Directing attorney Monica Eav Glicken, on behalf of the immigration unit at the Public Law Center--another plaintiff in the case--added that the organization is "extremely concerned about DHS's lack of transparency about its detention of children and their parents who arrive at our borders seeking protection under our asylum laws."

"Unfortunately, this complaint is necessary in order to hold DHS accountable for its unlawful, traumatizing, and inhumane practices," she said.

Michael Garcia Bochenek, senior counsel at the children's rights division at case plaintiff Human Rights Watch, cited President Joe Biden's campaign pledge to "reassert America's commitment to asylum-seekers and refugees" in a Wednesday op-ed urging the new administration to do more to reverse its predecessor's human rights abuses.
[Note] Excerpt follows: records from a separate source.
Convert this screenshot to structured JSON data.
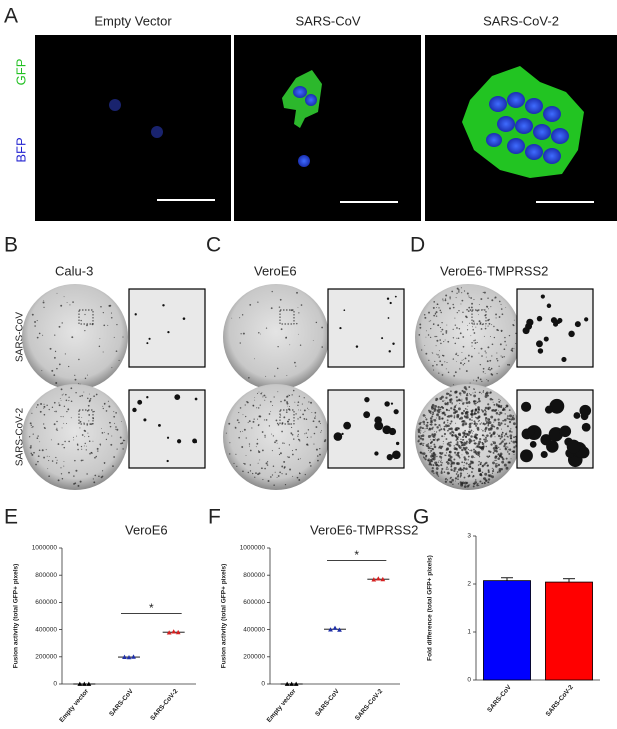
{
  "panels": {
    "labels": [
      "A",
      "B",
      "C",
      "D",
      "E",
      "F",
      "G"
    ]
  },
  "panel_a": {
    "titles": [
      "Empty Vector",
      "SARS-CoV",
      "SARS-CoV-2"
    ],
    "channels": [
      "GFP",
      "BFP"
    ]
  },
  "panels_bcd": {
    "cells": [
      "Calu-3",
      "VeroE6",
      "VeroE6-TMPRSS2"
    ],
    "rows": [
      "SARS-CoV",
      "SARS-CoV-2"
    ]
  },
  "chart_data": [
    {
      "type": "dot",
      "title": "VeroE6",
      "ylabel": "Fusion activity (total GFP+ pixels)",
      "categories": [
        "Empty vector",
        "SARS-CoV",
        "SARS-CoV-2"
      ],
      "values": [
        [
          0,
          0,
          0
        ],
        [
          198000,
          196000,
          200000
        ],
        [
          378000,
          385000,
          380000
        ]
      ],
      "means": [
        0,
        198000,
        381000
      ],
      "colors": [
        "#000000",
        "#1f2fa8",
        "#d62020"
      ],
      "ylim": [
        0,
        1000000
      ],
      "yticks": [
        0,
        200000,
        400000,
        600000,
        800000,
        1000000
      ],
      "annotation": "*"
    },
    {
      "type": "dot",
      "title": "VeroE6-TMPRSS2",
      "ylabel": "Fusion activity (total GFP+ pixels)",
      "categories": [
        "Empty vector",
        "SARS-CoV",
        "SARS-CoV-2"
      ],
      "values": [
        [
          0,
          0,
          0
        ],
        [
          400000,
          412000,
          398000
        ],
        [
          768000,
          775000,
          770000
        ]
      ],
      "means": [
        0,
        403000,
        771000
      ],
      "colors": [
        "#000000",
        "#1f2fa8",
        "#d62020"
      ],
      "ylim": [
        0,
        1000000
      ],
      "yticks": [
        0,
        200000,
        400000,
        600000,
        800000,
        1000000
      ],
      "annotation": "*"
    },
    {
      "type": "bar",
      "ylabel": "Fold difference (total GFP+ pixels)",
      "categories": [
        "SARS-CoV",
        "SARS-CoV-2"
      ],
      "values": [
        2.07,
        2.04
      ],
      "errors": [
        0.06,
        0.07
      ],
      "colors": [
        "#0000ff",
        "#ff0000"
      ],
      "ylim": [
        0,
        3
      ],
      "yticks": [
        0,
        1,
        2,
        3
      ]
    }
  ]
}
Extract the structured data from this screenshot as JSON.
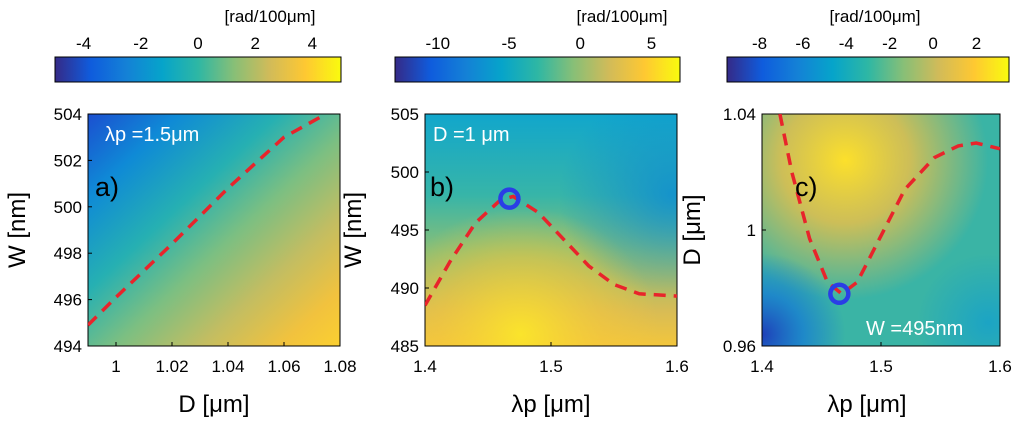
{
  "chart_data": [
    {
      "type": "heatmap",
      "panel_label": "a)",
      "annotation": "λp =1.5μm",
      "colorbar": {
        "unit": "[rad/100μm]",
        "ticks": [
          -4,
          -2,
          0,
          2,
          4
        ],
        "range": [
          -5,
          5
        ]
      },
      "x": {
        "label": "D [μm]",
        "range": [
          0.99,
          1.08
        ],
        "ticks": [
          1,
          1.02,
          1.04,
          1.06,
          1.08
        ],
        "tick_labels": [
          "1",
          "1.02",
          "1.04",
          "1.06",
          "1.08"
        ]
      },
      "y": {
        "label": "W [nm]",
        "range": [
          494,
          504
        ],
        "ticks": [
          494,
          496,
          498,
          500,
          502,
          504
        ],
        "tick_labels": [
          "494",
          "496",
          "498",
          "500",
          "502",
          "504"
        ]
      },
      "zero_contour": [
        [
          0.99,
          494.9
        ],
        [
          1.0,
          496.1
        ],
        [
          1.02,
          498.4
        ],
        [
          1.04,
          500.8
        ],
        [
          1.06,
          503.0
        ],
        [
          1.075,
          504.0
        ]
      ],
      "markers": []
    },
    {
      "type": "heatmap",
      "panel_label": "b)",
      "annotation": "D =1 μm",
      "colorbar": {
        "unit": "[rad/100μm]",
        "ticks": [
          -10,
          -5,
          0,
          5
        ],
        "range": [
          -13,
          7
        ]
      },
      "x": {
        "label": "λp [μm]",
        "range": [
          1.4,
          1.6
        ],
        "ticks": [
          1.4,
          1.5,
          1.6
        ],
        "tick_labels": [
          "1.4",
          "1.5",
          "1.6"
        ]
      },
      "y": {
        "label": "W [nm]",
        "range": [
          485,
          505
        ],
        "ticks": [
          485,
          490,
          495,
          500,
          505
        ],
        "tick_labels": [
          "485",
          "490",
          "495",
          "500",
          "505"
        ]
      },
      "zero_contour": [
        [
          1.4,
          488.5
        ],
        [
          1.42,
          492.3
        ],
        [
          1.44,
          495.6
        ],
        [
          1.46,
          497.6
        ],
        [
          1.47,
          497.9
        ],
        [
          1.49,
          496.5
        ],
        [
          1.51,
          494.2
        ],
        [
          1.53,
          491.9
        ],
        [
          1.55,
          490.3
        ],
        [
          1.57,
          489.5
        ],
        [
          1.6,
          489.3
        ]
      ],
      "markers": [
        [
          1.467,
          497.7
        ]
      ]
    },
    {
      "type": "heatmap",
      "panel_label": "c)",
      "annotation": "W =495nm",
      "colorbar": {
        "unit": "[rad/100μm]",
        "ticks": [
          -8,
          -6,
          -4,
          -2,
          0,
          2
        ],
        "range": [
          -9.5,
          3.5
        ]
      },
      "x": {
        "label": "λp [μm]",
        "range": [
          1.4,
          1.6
        ],
        "ticks": [
          1.4,
          1.5,
          1.6
        ],
        "tick_labels": [
          "1.4",
          "1.5",
          "1.6"
        ]
      },
      "y": {
        "label": "D [μm]",
        "range": [
          0.96,
          1.04
        ],
        "ticks": [
          0.96,
          1,
          1.04
        ],
        "tick_labels": [
          "0.96",
          "1",
          "1.04"
        ]
      },
      "zero_contour": [
        [
          1.415,
          1.04
        ],
        [
          1.425,
          1.02
        ],
        [
          1.44,
          0.997
        ],
        [
          1.455,
          0.982
        ],
        [
          1.467,
          0.978
        ],
        [
          1.48,
          0.982
        ],
        [
          1.5,
          0.998
        ],
        [
          1.52,
          1.014
        ],
        [
          1.545,
          1.025
        ],
        [
          1.565,
          1.029
        ],
        [
          1.58,
          1.03
        ],
        [
          1.6,
          1.028
        ]
      ],
      "markers": [
        [
          1.465,
          0.978
        ]
      ]
    }
  ]
}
"That means a dramatic shift of institutional culture in the immigration enforcement agencies," wrote Garcia Bochenek. "This can't happen without significant shifts in funding, consistent messaging from senior officials, clear and binding standards, and effective accountability mechanisms to address abuses to combat the widespread impunity that has plagued both agencies."

"This work won't always be easy, as the initial legal setbacks to Biden's pause on deportations show," he wrote, adding that the president "and administration officials should stay the course and proceed at speed. Every day of delay means more children are hurt."

On Wednesday, migrant rights advocates expressed disappointment after White House Press Secretary Jen Psaki announced the administration would continue--at least for now--the Trump-era policy of turning away lawful asylum-seekers at the southern border.

"Due to the [coronavirus] pandemic and the fact that we have not had the time as an administration to put in place a humane, comprehensive process for processing individuals who are coming to the border, now is not the time to come," said Psaki, who added that "the vast majority of people will be turned away."